There were potential rescuers, notably Red Bull, which would eventually buy Jaguar Racing. But Morgan Grenfell wanted to sell its own stake rather than permit new investment, the men in suits seemingly oblivious to the fact that the market value of the team fell by the race. Tom himself summed things up just weeks before Arrows folded: “It’s a very gladiatorial environment that we have in F1, and it is part of its allure as well. It’s survival of the fittest…”
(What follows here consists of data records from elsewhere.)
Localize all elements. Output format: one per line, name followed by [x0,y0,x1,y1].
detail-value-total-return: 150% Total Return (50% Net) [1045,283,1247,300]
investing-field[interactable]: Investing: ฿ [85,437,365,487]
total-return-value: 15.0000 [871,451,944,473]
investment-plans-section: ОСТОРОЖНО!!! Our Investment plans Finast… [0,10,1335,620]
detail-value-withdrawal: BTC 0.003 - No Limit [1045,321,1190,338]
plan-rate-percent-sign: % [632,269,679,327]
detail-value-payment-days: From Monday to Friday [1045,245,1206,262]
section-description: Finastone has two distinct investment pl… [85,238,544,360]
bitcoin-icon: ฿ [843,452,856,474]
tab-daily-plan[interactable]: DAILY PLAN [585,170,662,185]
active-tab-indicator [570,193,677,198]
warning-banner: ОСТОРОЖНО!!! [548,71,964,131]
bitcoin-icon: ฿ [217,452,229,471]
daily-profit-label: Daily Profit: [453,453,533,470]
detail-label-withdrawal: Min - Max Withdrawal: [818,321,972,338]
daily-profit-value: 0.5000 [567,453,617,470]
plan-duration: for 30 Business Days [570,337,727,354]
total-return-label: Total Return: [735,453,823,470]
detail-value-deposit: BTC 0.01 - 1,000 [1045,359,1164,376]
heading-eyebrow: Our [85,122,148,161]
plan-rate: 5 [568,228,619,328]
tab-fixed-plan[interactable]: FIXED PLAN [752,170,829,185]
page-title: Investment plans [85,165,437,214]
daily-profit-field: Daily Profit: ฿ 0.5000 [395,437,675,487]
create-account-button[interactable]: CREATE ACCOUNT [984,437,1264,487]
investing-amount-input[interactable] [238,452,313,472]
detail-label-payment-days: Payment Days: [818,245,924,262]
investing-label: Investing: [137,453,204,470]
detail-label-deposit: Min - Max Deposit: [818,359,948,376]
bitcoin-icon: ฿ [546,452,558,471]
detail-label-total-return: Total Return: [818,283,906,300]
After Arrows folded the TWR Group — by now more involved in the industry than the sport — collapsed like a stack of dominoes, finally going into receivership in February 2003. For a workaholic who for 25 years had poured his heart and soul into building the business, it was a bitter defeat.
“That was the biggest shock Tom ever had,” says Percy. “Until then it was all forward motion — go, go, go. He was very much in control of his life and the people around him. He demanded respect and got it. Although he wouldn’t discuss it, it hurt him a lot.”
“He was completely devastated,” says Morrison. “I don’t think it helped his ultimate health problems.”
Tom retained his successful interests in Australia and later established a UK business under the Walkinshaw Performance name, albeit at a modest level. He also had his extensive involvement in professional rugby.
Some three years ago came another hammer blow — cancer. He fought it with every ounce of the determination and drive that saw him achieve so much both as a driver and team owner, although for a long time this intensely private man kept his true condition to himself, even from those who knew him well.
“That was typical Tom,” says Percy. “It was, ‘That’s for me to know and you to find out.’ When I last saw him there was no question of the cancer getting him. He was going to beat it. ‘I’m not giving into this…”
Last year he went to the Monaco and British Grands Prix, catching up with old friends in the paddock. But then in the autumn things took a turn for the worse and his planned trip to Bathurst in October was cancelled. On the morning of December 12 Tom lost his final battle, at the age of 64.
“It’s like a huge hole in your life because he’s not there,” says Percy. “You can’t pick up the phone and say hello, what are you doing? I haven’t come to terms with it yet. This one is as hard to accept as a member of the family.”